I am afraid I am really stuck on this one, and I haven't really tried much because I don't know what to try.
Thanks for all the help guys, I understand now.
Here's a concise proof: $$ \begin{align} A^{-1} + B^{-1} &= B^{-1} + A^{-1} \\ &= B^{-1}AA^{-1} + B^{-1}BA^{-1}\\ &= B^{-1}(A + B)A^{-1} \\ \end{align} $$ So $A^{-1} + B^{-1}$ is the product of invertible matrices and thus is invertible, with inverse equal to $$ \begin{align} (A^{-1} + B^{-1})^{-1} &= (B^{-1}(A + B)A^{-1})^{-1} \\ &= A(A + B)^{-1}B \\ \end{align} $$
Here's half of the solution. $$A(A+B)^{-1}B=((A+B)A^{-1})^{-1}B=(I+BA^{-1})^{-1}B$$ (Note that inversion reverses the order of products.) What happens if you do the same thing with $B$? We then get $$(B^{-1}(I+BA^{-1}))^{-1}=(B^{-1}+A^{-1})^{-1}$$ We didn't even have to multiply anything out!

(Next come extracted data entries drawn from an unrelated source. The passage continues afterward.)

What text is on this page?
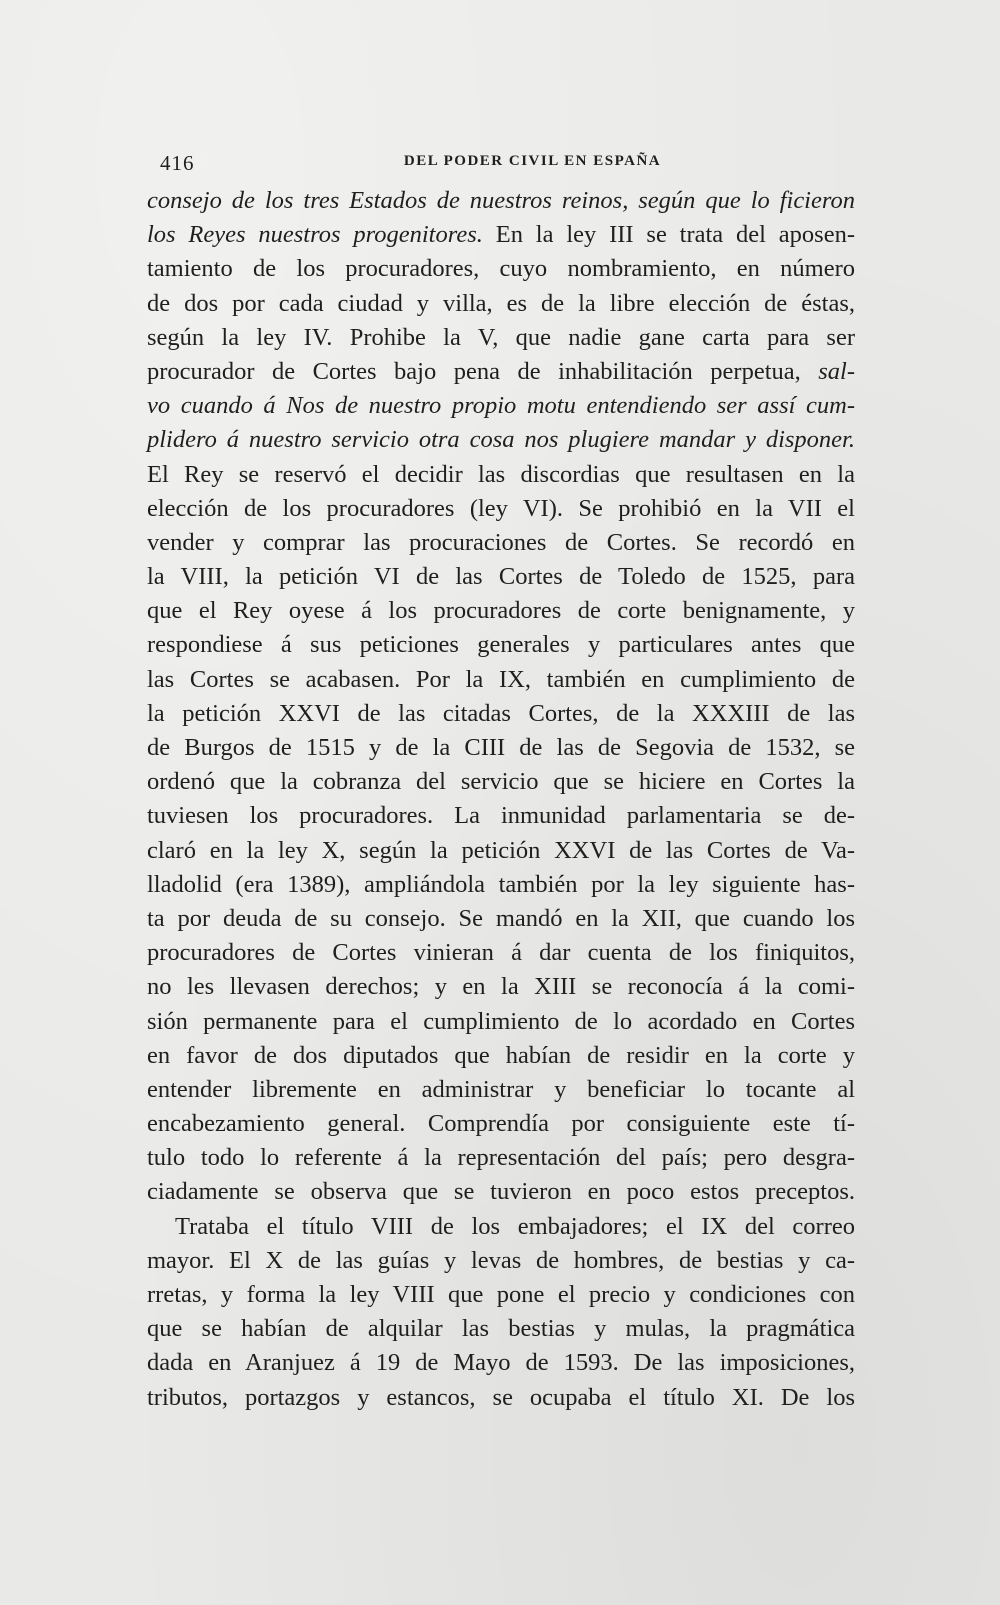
416	DEL PODER CIVIL EN ESPAÑA
consejo de los tres Estados de nuestros reinos, según que lo ficieron
los Reyes nuestros progenitores. En la ley III se trata del aposen-
tamiento de los procuradores, cuyo nombramiento, en número
de dos por cada ciudad y villa, es de la libre elección de éstas,
según la ley IV. Prohibe la V, que nadie gane carta para ser
procurador de Cortes bajo pena de inhabilitación perpetua, sal-
vo cuando á Nos de nuestro propio motu entendiendo ser assí cum-
plidero á nuestro servicio otra cosa nos plugiere mandar y disponer.
El Rey se reservó el decidir las discordias que resultasen en la
elección de los procuradores (ley VI). Se prohibió en la VII el
vender y comprar las procuraciones de Cortes. Se recordó en
la VIII, la petición VI de las Cortes de Toledo de 1525, para
que el Rey oyese á los procuradores de corte benignamente, y
respondiese á sus peticiones generales y particulares antes que
las Cortes se acabasen. Por la IX, también en cumplimiento de
la petición XXVI de las citadas Cortes, de la XXXIII de las
de Burgos de 1515 y de la CIII de las de Segovia de 1532, se
ordenó que la cobranza del servicio que se hiciere en Cortes la
tuviesen los procuradores. La inmunidad parlamentaria se de-
claró en la ley X, según la petición XXVI de las Cortes de Va-
lladolid (era 1389), ampliándola también por la ley siguiente has-
ta por deuda de su consejo. Se mandó en la XII, que cuando los
procuradores de Cortes vinieran á dar cuenta de los finiquitos,
no les llevasen derechos; y en la XIII se reconocía á la comi-
sión permanente para el cumplimiento de lo acordado en Cortes
en favor de dos diputados que habían de residir en la corte y
entender libremente en administrar y beneficiar lo tocante al
encabezamiento general. Comprendía por consiguiente este tí-
tulo todo lo referente á la representación del país; pero desgra-
ciadamente se observa que se tuvieron en poco estos preceptos.
Trataba el título VIII de los embajadores; el IX del correo
mayor. El X de las guías y levas de hombres, de bestias y ca-
rretas, y forma la ley VIII que pone el precio y condiciones con
que se habían de alquilar las bestias y mulas, la pragmática
dada en Aranjuez á 19 de Mayo de 1593. De las imposiciones,
tributos, portazgos y estancos, se ocupaba el título XI. De los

\begin{equation} (A^{-1} + B^{-1}) A (A+B)^{-1} B = A^{-1}A(A+B)^{-1}B + B^{-1} A (A+B)^{-1} B \end{equation} by the distributive law. Now here comes the trick: Write $A = (A+B) - B$ to get
$$ A^{-1}A(A+B)^{-1}B + B^{-1} A (A+B)^{-1} B = (A+B)^{-1} B + B^{-1}(A+B)(A+B)^{-1} B -B^{-1} B (A+B)^{-1} B \\ = (A+B)^{-1}B + I - A+B)^{-1} B = I $$